Materials and Methods: The study administered Thymoquinone to zebrafish using various concentration levels. After the RNA extraction expression levels of clock1a, bmal1, per2, cry1 and nr1d1 were measured using RT-qPCR. Expression changes were determined through 2^−ΔΔCt calculations. The data was adjusted based on the expression of housekeeping genes. The MTT assay tested neuroblastoma cells treated with different Thymoquinone concentrations at 1,10,25,50,100 μg/mL. Spectrophotometry at 570 nm was used to measure cell viability.
Results: In zebrafish, Thymoquinone affected the expression of circadian genes by upregulation of bmal1 through nr1d1 and downregulation of per2 and cry1. The thymoquinone demonstrated dose related killing action on neuroblastoma cells and kept the cell viability above 85% at 10 μg/mL concentration, while higher doses (25 and 50μg/mL) showed significant degree of cytotoxicity suggesting its anticancer effects.

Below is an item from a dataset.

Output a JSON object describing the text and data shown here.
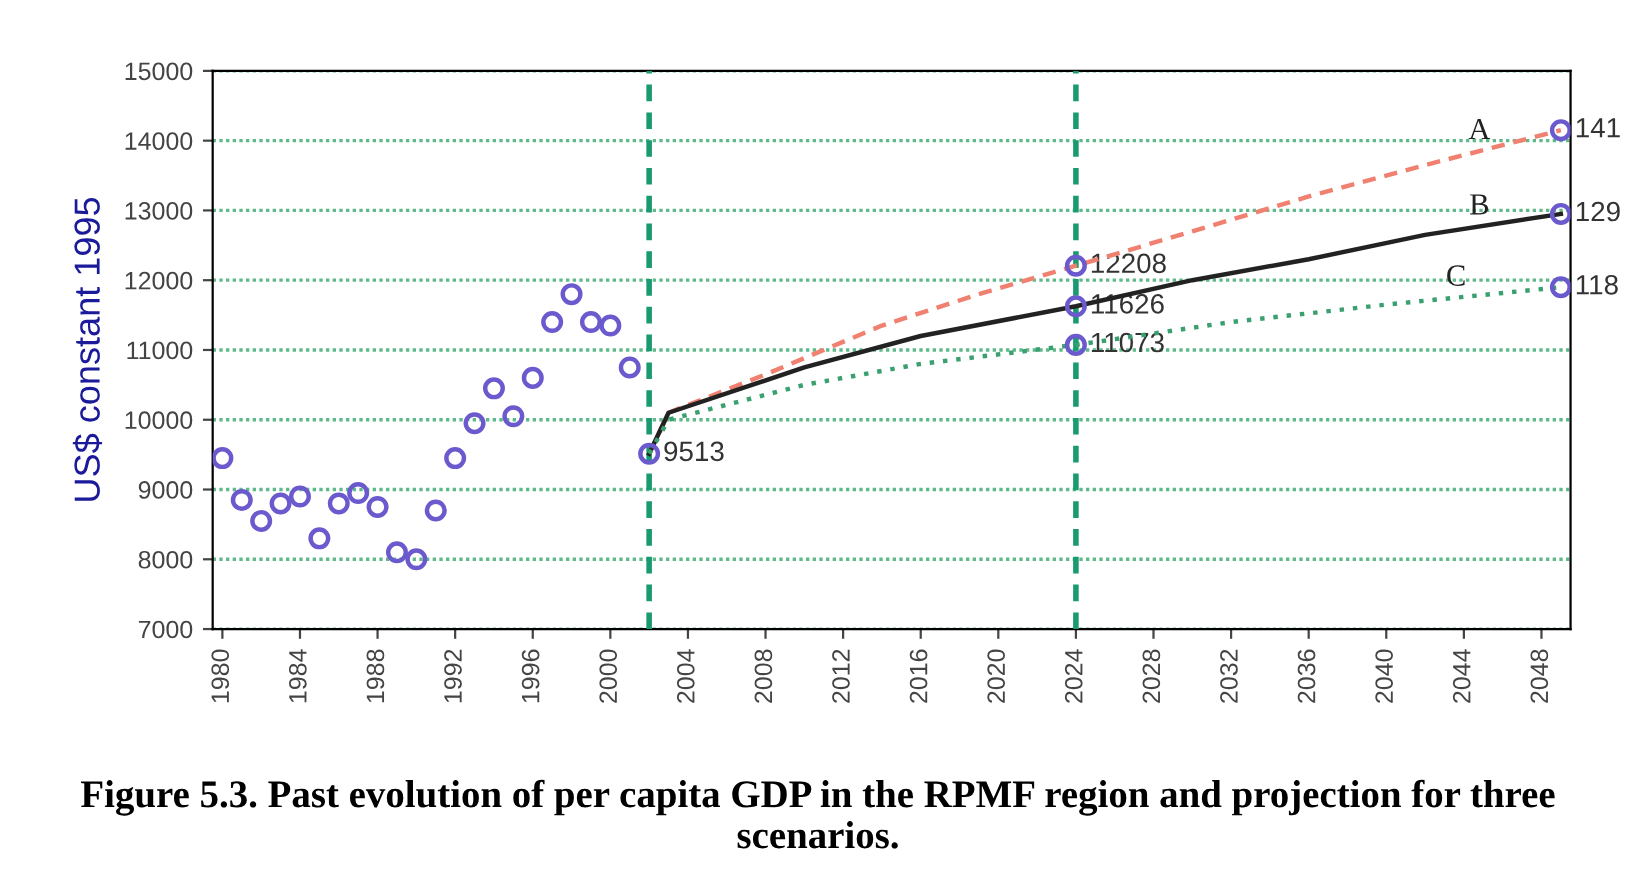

Conclusion: Our data suggest that thymoquinone alters zebrafish circadian gene expression and exerts selective killing in neuroblastoma cells. A concentration of 27.67 μg/mL was found to be most effective. Thymoquinone serves as both a chronomodulatory agent and an anticancer agent which establishes its potential for future development of circadian-based cancer therapies.